Je n’hésitai donc pas à lui raconter l’histoire d’une partie de ma vie de guerrier où, comme chef sauvage, j’avais combattu à côté des siens dans les colonies ou à bord de La Brise. Je lui montrai les témoignages de ma valeur que je possédais quand à l’assaut ou à l’abordage, en qualité de chef, je conduisais mes guerriers. Il avait une idée vague du désastre de La Brise et m’en fit redire les détails. Nos cinq années d’esclavage, de misères et de tortures le mirent dans un état d’émotion considérable.

À la fin du récit, il vint affectueusement me presser la main et m’embrassa. Il me demanda la permission de raconter aux passagers et à l’équipage l’histoire de ma vie qui était appuyée sur des preuves irrécusables.

De ce moment, nous fûmes l’objet des prévenances et des égards de tout l’équipage, et si quelquefois le nègre et moi nous mîmes la main à la manœuvre, c’était plutôt pour aider volontairement, car chacun, à l’exemple du capitaine, nous traitait d’une manière tout-à-fait respectueuse et amicale.

Le bâtiment, en passant, devait toucher à Boston. Là je dus me séparer de mon compagnon d’infortune ; non sans avoir offert au capitaine tout l’or que je tenais de ma bienfaitrice, pour qu’il me donnât l’assurance qu’il le rapatrierait dans un voyage qu’il devait faire vers les rives de sa terre natale. Pour moi le chemin de Boston au Canada m’était parfaitement connu.

Au lieu d’accepter mon argent, le capitaine, les passagers, même l’équipage firent une généreuse souscription pour nous deux. Ainsi nous quittâmes-nous après les plus affectueuses expressions d’amitié et de bons souvenirs. Ce fut en me pressant cordialement la main que le capitaine me dit adieu, j’étais devenu son ami dans le voyage.

J’appris, quelques années plus tard, lorsque je le revis par une circonstance toute fortuite et que le bâtiment se trouvait dans le même port de mer où j’étais, qu’il avait effectivement débarqué mon malheureux compagnon d’esclavage sur les rives de sa terre natale.
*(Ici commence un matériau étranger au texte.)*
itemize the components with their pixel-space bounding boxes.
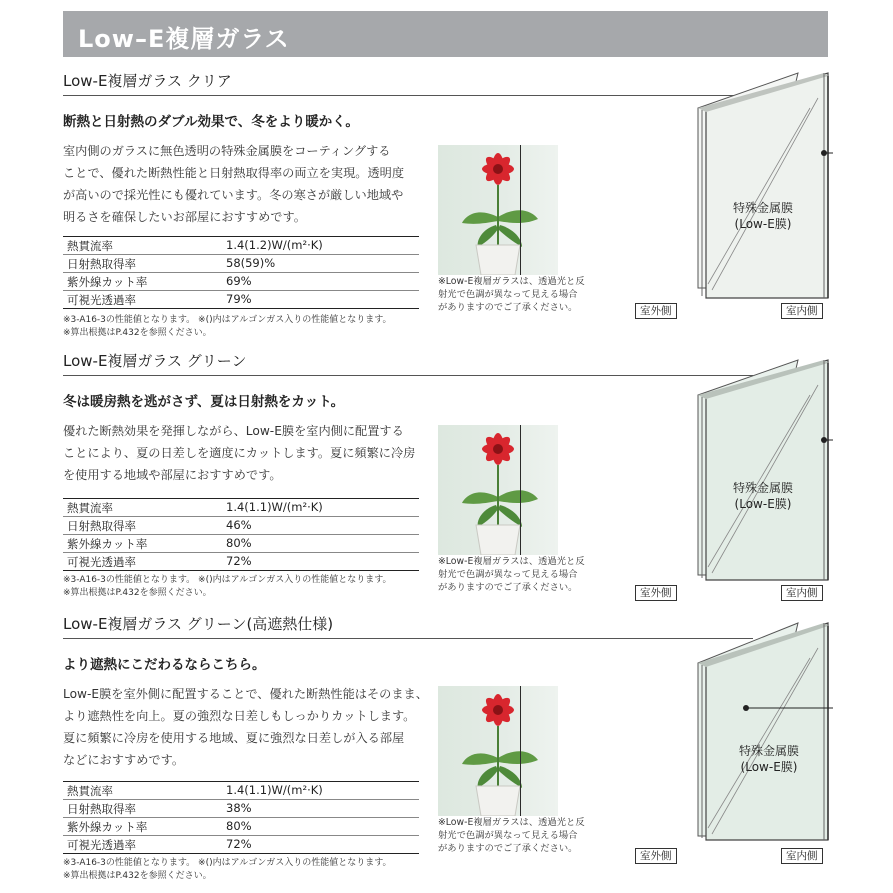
note-line: ※Low-E複層ガラスは、透過光と反 [438, 276, 585, 287]
spec-value: 69% [226, 274, 252, 288]
outdoor-tag: 室外側 [635, 303, 677, 319]
spec-row [63, 517, 419, 535]
section-headline: より遮熱にこだわるならこちら。 [63, 657, 266, 673]
section-description [63, 420, 431, 486]
note-line: がありますのでご了承ください。 [438, 843, 578, 854]
spec-notes [63, 314, 433, 340]
film-label-line: (Low-E膜) [734, 217, 792, 231]
flower-pot-image [438, 145, 558, 275]
flower-pot-image [438, 425, 558, 555]
section-green-high-shield [63, 613, 833, 893]
note-line: がありますのでご了承ください。 [438, 582, 578, 593]
description-line: ことにより、夏の日差しを適度にカットします。夏に頻繁に冷房 [63, 446, 416, 460]
spec-key: 紫外線カット率 [67, 275, 148, 289]
spec-value: 72% [226, 554, 252, 568]
section-title: Low-E複層ガラス グリーン(高遮熱仕様) [63, 615, 334, 633]
spec-key: 可視光透過率 [67, 838, 136, 852]
spec-value: 38% [226, 801, 252, 815]
description-line: Low-E膜を室外側に配置することで、優れた断熱性能はそのまま、 [63, 687, 428, 701]
note-line: ※算出根拠はP.432を参照ください。 [63, 328, 212, 338]
description-line: ことで、優れた断熱性能と日射熱取得率の両立を実現。透明度 [63, 166, 405, 180]
spec-value: 1.4(1.1)W/(m²·K) [226, 500, 323, 514]
note-line: ※3-A16-3の性能値となります。 ※()内はアルゴンガス入りの性能値となります。 [63, 858, 392, 868]
note-line: ※Low-E複層ガラスは、透過光と反 [438, 556, 585, 567]
spec-row [63, 291, 419, 309]
description-line: が高いので採光性にも優れています。冬の寒さが厳しい地域や [63, 188, 404, 202]
spec-key: 紫外線カット率 [67, 537, 148, 551]
spec-table [63, 781, 419, 854]
outdoor-tag: 室外側 [635, 848, 677, 864]
spec-value: 80% [226, 819, 252, 833]
spec-key: 熱貫流率 [67, 784, 113, 798]
spec-key: 紫外線カット率 [67, 820, 148, 834]
flower-photo [438, 145, 558, 275]
film-label [733, 200, 793, 232]
note-line: ※3-A16-3の性能値となります。 ※()内はアルゴンガス入りの性能値となります。 [63, 315, 392, 325]
note-line: 射光で色調が異なって見える場合 [438, 569, 578, 580]
spec-row [63, 273, 419, 291]
section-title: Low-E複層ガラス グリーン [63, 352, 247, 370]
indoor-tag: 室内側 [781, 303, 823, 319]
film-label [739, 743, 799, 775]
spec-row [63, 255, 419, 273]
spec-row [63, 499, 419, 517]
note-line: 射光で色調が異なって見える場合 [438, 289, 578, 300]
spec-row [63, 535, 419, 553]
spec-value: 58(59)% [226, 256, 276, 270]
note-line: ※Low-E複層ガラスは、透過光と反 [438, 817, 585, 828]
spec-value: 46% [226, 518, 252, 532]
section-clear [63, 70, 833, 350]
spec-row [63, 553, 419, 571]
note-line: がありますのでご了承ください。 [438, 302, 578, 313]
film-label-line: 特殊金属膜 [739, 744, 800, 758]
description-line: 優れた断熱効果を発揮しながら、Low-E膜を室内側に配置する [63, 424, 404, 438]
section-description [63, 140, 431, 228]
comparison-divider [520, 145, 521, 275]
spec-key: 日射熱取得率 [67, 802, 136, 816]
spec-row [63, 800, 419, 818]
double-glazing-illustration [628, 618, 833, 853]
spec-key: 日射熱取得率 [67, 257, 136, 271]
film-label-line: (Low-E膜) [740, 760, 798, 774]
spec-value: 80% [226, 536, 252, 550]
spec-notes [63, 857, 433, 883]
page-title: Low–E複層ガラス [78, 25, 290, 53]
spec-notes [63, 574, 433, 600]
page-banner [63, 11, 828, 57]
section-headline: 断熱と日射熱のダブル効果で、冬をより暖かく。 [63, 114, 359, 130]
description-line: 明るさを確保したいお部屋におすすめです。 [63, 210, 306, 224]
glass-diagram [628, 355, 833, 600]
film-label-line: 特殊金属膜 [733, 481, 794, 495]
spec-key: 熱貫流率 [67, 239, 113, 253]
spec-key: 可視光透過率 [67, 555, 136, 569]
spec-value: 1.4(1.1)W/(m²·K) [226, 783, 323, 797]
spec-row [63, 782, 419, 800]
note-line: ※算出根拠はP.432を参照ください。 [63, 871, 212, 881]
section-description [63, 683, 431, 771]
film-label [733, 480, 793, 512]
flower-photo [438, 425, 558, 555]
spec-row [63, 836, 419, 854]
comparison-divider [520, 425, 521, 555]
photo-note [438, 816, 613, 855]
section-green [63, 350, 833, 630]
section-title: Low-E複層ガラス クリア [63, 72, 232, 90]
spec-value: 1.4(1.2)W/(m²·K) [226, 238, 323, 252]
spec-table [63, 236, 419, 309]
spec-key: 可視光透過率 [67, 293, 136, 307]
note-line: ※3-A16-3の性能値となります。 ※()内はアルゴンガス入りの性能値となります。 [63, 575, 392, 585]
indoor-tag: 室内側 [781, 848, 823, 864]
flower-pot-image [438, 686, 558, 816]
glass-diagram [628, 618, 833, 863]
spec-row [63, 237, 419, 255]
description-line: 夏に頻繁に冷房を使用する地域、夏に強烈な日差しが入る部屋 [63, 731, 405, 745]
note-line: 射光で色調が異なって見える場合 [438, 830, 578, 841]
spec-value: 72% [226, 837, 252, 851]
photo-note [438, 275, 613, 314]
outdoor-tag: 室外側 [635, 585, 677, 601]
description-line: 室内側のガラスに無色透明の特殊金属膜をコーティングする [63, 144, 391, 158]
spec-key: 熱貫流率 [67, 501, 113, 515]
flower-photo [438, 686, 558, 816]
description-line: などにおすすめです。 [63, 753, 185, 767]
double-glazing-illustration [628, 68, 833, 313]
spec-table [63, 498, 419, 571]
double-glazing-illustration [628, 355, 833, 600]
spec-value: 79% [226, 292, 252, 306]
description-line: を使用する地域や部屋におすすめです。 [63, 468, 282, 482]
indoor-tag: 室内側 [781, 585, 823, 601]
description-line: より遮熱性を向上。夏の強烈な日差しもしっかりカットします。 [63, 709, 416, 723]
spec-key: 日射熱取得率 [67, 519, 136, 533]
film-label-line: (Low-E膜) [734, 497, 792, 511]
comparison-divider [520, 686, 521, 816]
film-label-line: 特殊金属膜 [733, 201, 794, 215]
note-line: ※算出根拠はP.432を参照ください。 [63, 588, 212, 598]
glass-diagram [628, 68, 833, 313]
section-headline: 冬は暖房熱を逃がさず、夏は日射熱をカット。 [63, 394, 345, 410]
photo-note [438, 555, 613, 594]
spec-row [63, 818, 419, 836]
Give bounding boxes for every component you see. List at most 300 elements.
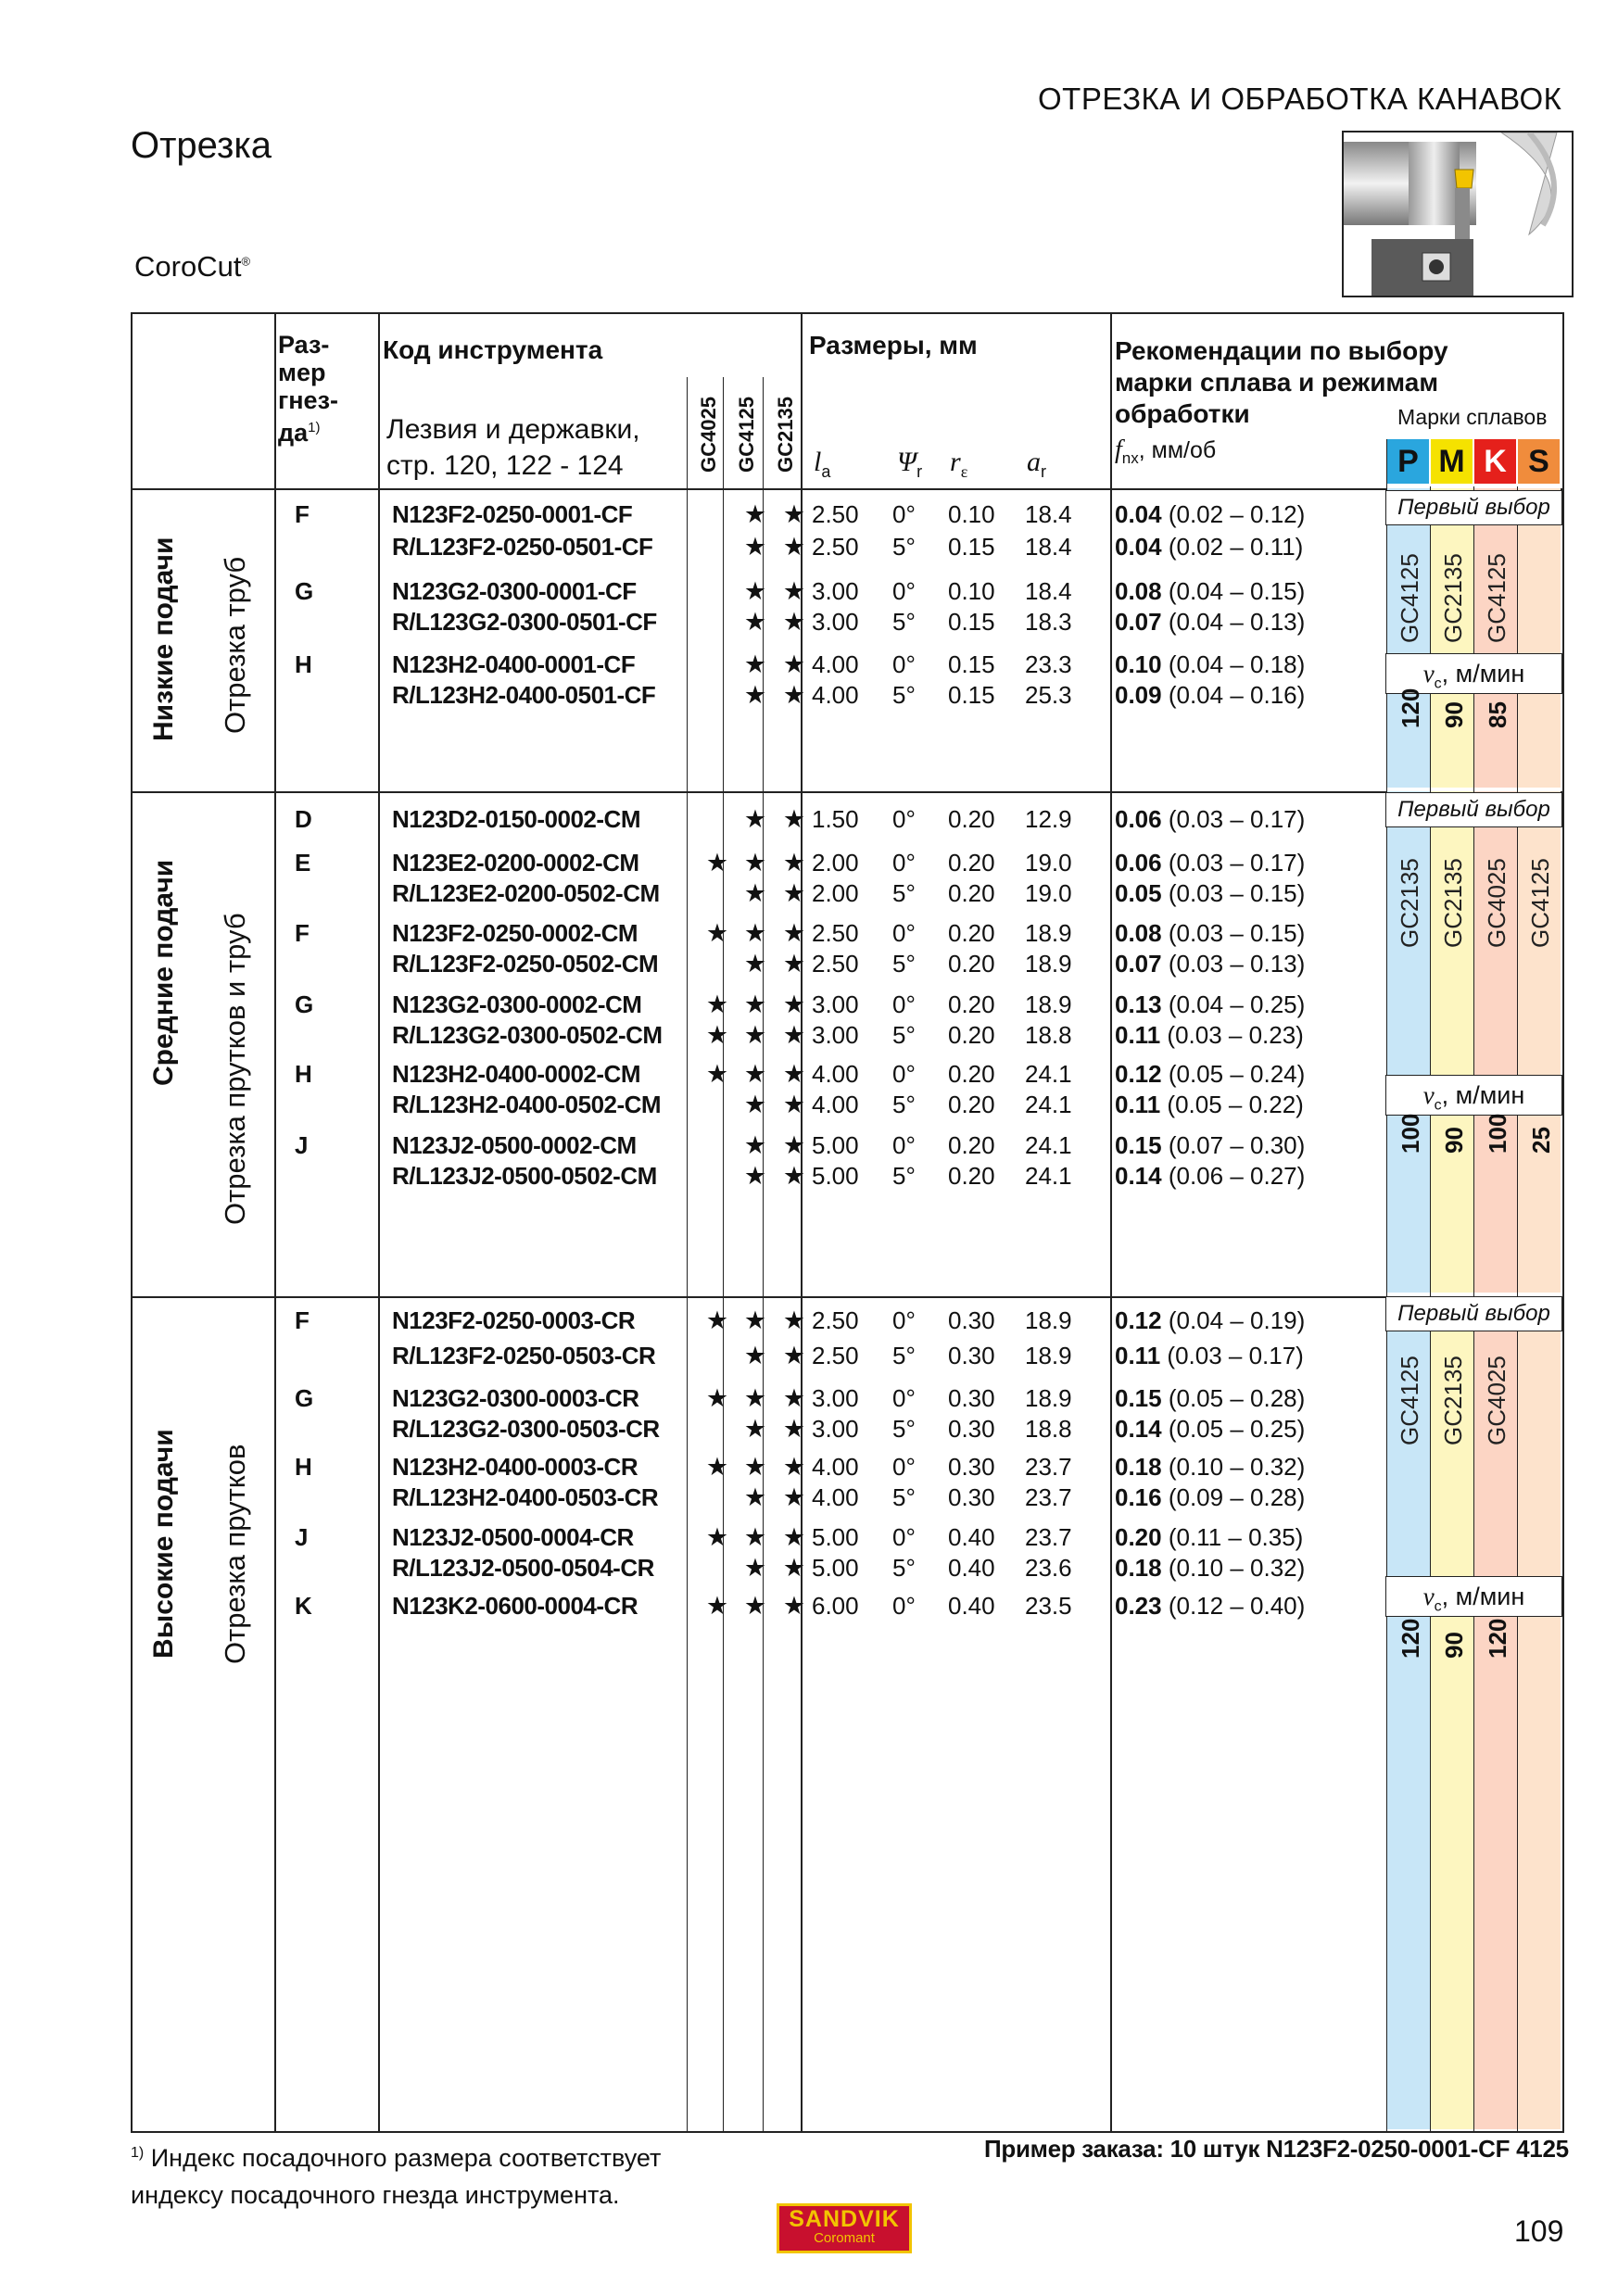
insert-size: H [295, 650, 312, 678]
grade-star-icon: ★ [782, 1342, 806, 1369]
cutting-speed-header [1385, 1075, 1562, 1116]
dim-psi: 5° [892, 608, 916, 636]
recommended-grade: GC2135 [1439, 1356, 1467, 1445]
table-row [0, 1451, 1618, 1482]
dim-re: 0.40 [948, 1592, 995, 1620]
sandvik-coromant-logo: SANDVIK Coromant [777, 2203, 912, 2253]
dim-la: 2.00 [812, 879, 859, 907]
dim-la: 4.00 [812, 1483, 859, 1511]
dim-re: 0.20 [948, 1021, 995, 1049]
dim-psi: 5° [892, 1415, 916, 1443]
feed-rate-value: 0.14 [1115, 1162, 1162, 1190]
dim-la: 3.00 [812, 1415, 859, 1443]
feed-rate-range: (0.06 – 0.27) [1168, 1162, 1306, 1190]
iso-badge-k: K [1474, 439, 1516, 484]
recommended-grade: GC4125 [1483, 553, 1511, 643]
feed-rate [1115, 1129, 1305, 1161]
dim-ar: 24.1 [1025, 1131, 1072, 1159]
feed-rate-range: (0.04 – 0.15) [1168, 577, 1306, 605]
grade-star-icon: ★ [705, 1306, 729, 1334]
feed-rate [1115, 1482, 1305, 1513]
grade-star-icon: ★ [743, 500, 767, 528]
tool-code: N123F2-0250-0001-CF [392, 500, 633, 528]
tool-code: R/L123H2-0400-0503-CR [392, 1483, 659, 1511]
dim-psi: 0° [892, 1384, 916, 1412]
feed-rate [1115, 679, 1305, 711]
recommended-grade: GC2135 [1439, 858, 1467, 948]
feed-rate-range: (0.02 – 0.11) [1168, 533, 1304, 561]
insert-size: F [295, 1306, 310, 1334]
dim-ar: 18.9 [1025, 1384, 1072, 1412]
tool-code: R/L123G2-0300-0502-CM [392, 1021, 663, 1049]
dim-re: 0.15 [948, 650, 995, 678]
feed-rate-value: 0.04 [1115, 500, 1162, 528]
dim-psi: 5° [892, 1162, 916, 1190]
dim-la: 3.00 [812, 1384, 859, 1412]
feed-rate-value: 0.10 [1115, 650, 1162, 678]
table-row [0, 847, 1618, 878]
feed-rate-range: (0.04 – 0.25) [1168, 990, 1306, 1018]
dim-psi-header: $\Psi_r$ [897, 447, 923, 481]
col-rule [687, 377, 688, 2131]
table-row [0, 877, 1618, 909]
feed-rate-range: (0.05 – 0.22) [1167, 1091, 1304, 1118]
insert-size: J [295, 1131, 309, 1159]
grade-star-icon: ★ [782, 805, 806, 833]
tool-code: R/L123J2-0500-0502-CM [392, 1162, 657, 1190]
dim-re-header: $r_\varepsilon$ [950, 447, 968, 481]
alloys-header: Марки сплавов [1397, 405, 1548, 429]
dim-re: 0.15 [948, 681, 995, 709]
dim-ar: 18.4 [1025, 500, 1072, 528]
dim-psi: 0° [892, 1306, 916, 1334]
feed-rate-value: 0.06 [1115, 849, 1162, 877]
insert-size: G [295, 990, 314, 1018]
dim-re: 0.20 [948, 1131, 995, 1159]
feed-rate-range: (0.05 – 0.24) [1168, 1060, 1306, 1088]
grade-header-gc4025: GC4025 [697, 397, 720, 473]
tool-code: N123H2-0400-0002-CM [392, 1060, 640, 1088]
first-choice-label: Первый выбор [1385, 1296, 1562, 1331]
dim-re: 0.15 [948, 533, 995, 561]
feed-rate [1115, 606, 1305, 637]
grade-star-icon: ★ [782, 681, 806, 709]
grade-star-icon: ★ [782, 1523, 806, 1551]
insert-size: G [295, 1384, 314, 1412]
grade-star-icon: ★ [743, 1523, 767, 1551]
feed-rate [1115, 1382, 1305, 1414]
grade-star-icon: ★ [782, 1021, 806, 1049]
vc-sub: c [1434, 1598, 1442, 1615]
feed-rate-value: 0.20 [1115, 1523, 1162, 1551]
feed-rate-range: (0.04 – 0.18) [1168, 650, 1306, 678]
dim-la: 4.00 [812, 650, 859, 678]
dim-re: 0.20 [948, 950, 995, 978]
dim-ar: 23.6 [1025, 1554, 1072, 1582]
feed-rate-range: (0.03 – 0.23) [1167, 1021, 1304, 1049]
feed-rate-range: (0.12 – 0.40) [1168, 1592, 1306, 1620]
grade-star-icon: ★ [743, 1384, 767, 1412]
feed-rate-value: 0.08 [1115, 577, 1162, 605]
feed-rate-value: 0.16 [1115, 1483, 1162, 1511]
tool-code: R/L123F2-0250-0501-CF [392, 533, 653, 561]
tool-code: N123J2-0500-0002-CM [392, 1131, 637, 1159]
insert-size: D [295, 805, 312, 833]
feed-rate-value: 0.11 [1115, 1091, 1161, 1118]
feed-rate [1115, 1340, 1304, 1371]
dim-la: 3.00 [812, 608, 859, 636]
feed-rate-value: 0.15 [1115, 1131, 1162, 1159]
grade-star-icon: ★ [743, 1453, 767, 1481]
feed-rate [1115, 1019, 1304, 1051]
feed-rate-range: (0.04 – 0.16) [1168, 681, 1306, 709]
table-row [0, 498, 1618, 530]
table-row [0, 917, 1618, 949]
feed-label-medium: Средние подачи [148, 859, 179, 1086]
grade-star-icon: ★ [743, 608, 767, 636]
grade-star-icon: ★ [743, 1131, 767, 1159]
iso-badge-p: P [1387, 439, 1429, 484]
table-row [0, 1340, 1618, 1371]
dim-re: 0.20 [948, 919, 995, 947]
grade-star-icon: ★ [782, 1306, 806, 1334]
feed-rate-range: (0.04 – 0.19) [1168, 1306, 1306, 1334]
grade-star-icon: ★ [705, 990, 729, 1018]
dim-psi: 0° [892, 990, 916, 1018]
dim-psi: 5° [892, 533, 916, 561]
fnx-header: $f_{nx}$, мм/об [1115, 435, 1217, 467]
feed-label-high: Высокие подачи [148, 1429, 179, 1659]
dim-ar: 18.9 [1025, 990, 1072, 1018]
table-row [0, 948, 1618, 979]
feed-rate-value: 0.18 [1115, 1453, 1162, 1481]
table-row [0, 1552, 1618, 1583]
feed-label-low: Низкие подачи [148, 536, 179, 741]
header-rule [133, 488, 1562, 490]
feed-rate-value: 0.18 [1115, 1554, 1162, 1582]
feed-rate-value: 0.23 [1115, 1592, 1162, 1620]
feed-rate [1115, 803, 1305, 835]
grade-star-icon: ★ [705, 1592, 729, 1620]
table-row [0, 1521, 1618, 1553]
insert-size: G [295, 577, 314, 605]
vc-symbol: v [1422, 1583, 1435, 1610]
dim-la: 5.00 [812, 1554, 859, 1582]
grade-star-icon: ★ [743, 919, 767, 947]
grade-star-icon: ★ [782, 1091, 806, 1118]
recommended-grade: GC4025 [1483, 1356, 1511, 1445]
tool-code: N123J2-0500-0004-CR [392, 1523, 634, 1551]
dim-ar: 23.7 [1025, 1483, 1072, 1511]
grade-star-icon: ★ [705, 849, 729, 877]
grade-star-icon: ★ [782, 608, 806, 636]
operation-label-low: Отрезка труб [219, 556, 251, 734]
dim-la: 2.50 [812, 919, 859, 947]
grade-star-icon: ★ [743, 1554, 767, 1582]
feed-rate-value: 0.12 [1115, 1060, 1162, 1088]
grade-star-icon: ★ [782, 500, 806, 528]
dim-la: 2.50 [812, 500, 859, 528]
feed-rate-value: 0.04 [1115, 533, 1162, 561]
insert-size: J [295, 1523, 309, 1551]
grade-star-icon: ★ [743, 849, 767, 877]
dim-psi: 0° [892, 1131, 916, 1159]
grade-star-icon: ★ [743, 1091, 767, 1118]
feed-rate-value: 0.13 [1115, 990, 1162, 1018]
feed-rate-range: (0.10 – 0.32) [1168, 1453, 1306, 1481]
dim-re: 0.20 [948, 849, 995, 877]
feed-rate [1115, 1089, 1304, 1120]
dim-ar: 24.1 [1025, 1060, 1072, 1088]
feed-rate [1115, 1160, 1305, 1192]
grade-star-icon: ★ [743, 577, 767, 605]
table-row [0, 1482, 1618, 1513]
table-row [0, 1019, 1618, 1051]
grade-star-icon: ★ [743, 1306, 767, 1334]
grade-star-icon: ★ [782, 849, 806, 877]
grade-star-icon: ★ [705, 1060, 729, 1088]
cutting-speed-header [1385, 1576, 1562, 1617]
dim-la: 4.00 [812, 1060, 859, 1088]
grade-star-icon: ★ [743, 1060, 767, 1088]
dim-ar: 19.0 [1025, 879, 1072, 907]
feed-rate [1115, 531, 1303, 562]
dim-psi: 5° [892, 950, 916, 978]
feed-rate-range: (0.03 – 0.13) [1168, 950, 1306, 978]
tool-code: N123G2-0300-0001-CF [392, 577, 637, 605]
dim-la: 2.50 [812, 1342, 859, 1369]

Le bâtiment, ajoutait-il, était au large. Je fis mettre à l’eau un de mes plus forts canots et le nègre s’y embarqua en pleurant et me témoignant une reconnaissance sans bornes. En mettant le pied à terre, il se prosterna d’abord, embrassa les rivages d’où il avait été exilé, vint baiser la main de chacun des matelots qui l’avaient conduit, puis poussant un cri d’un bonheur indicible, il s’élança vers les bois où ils le perdirent de vue !

Telle fut l’histoire qui me fut répétée par quelques-uns des matelots qui avaient conduit le canot.

Un mois après mon débarquement à Boston j’étais aux TroisRivières. Mais là m’attendait un des plus terribles drames dont ma vie si tourmentée a été quelquefois l’auteur, mais cette fois le témoin.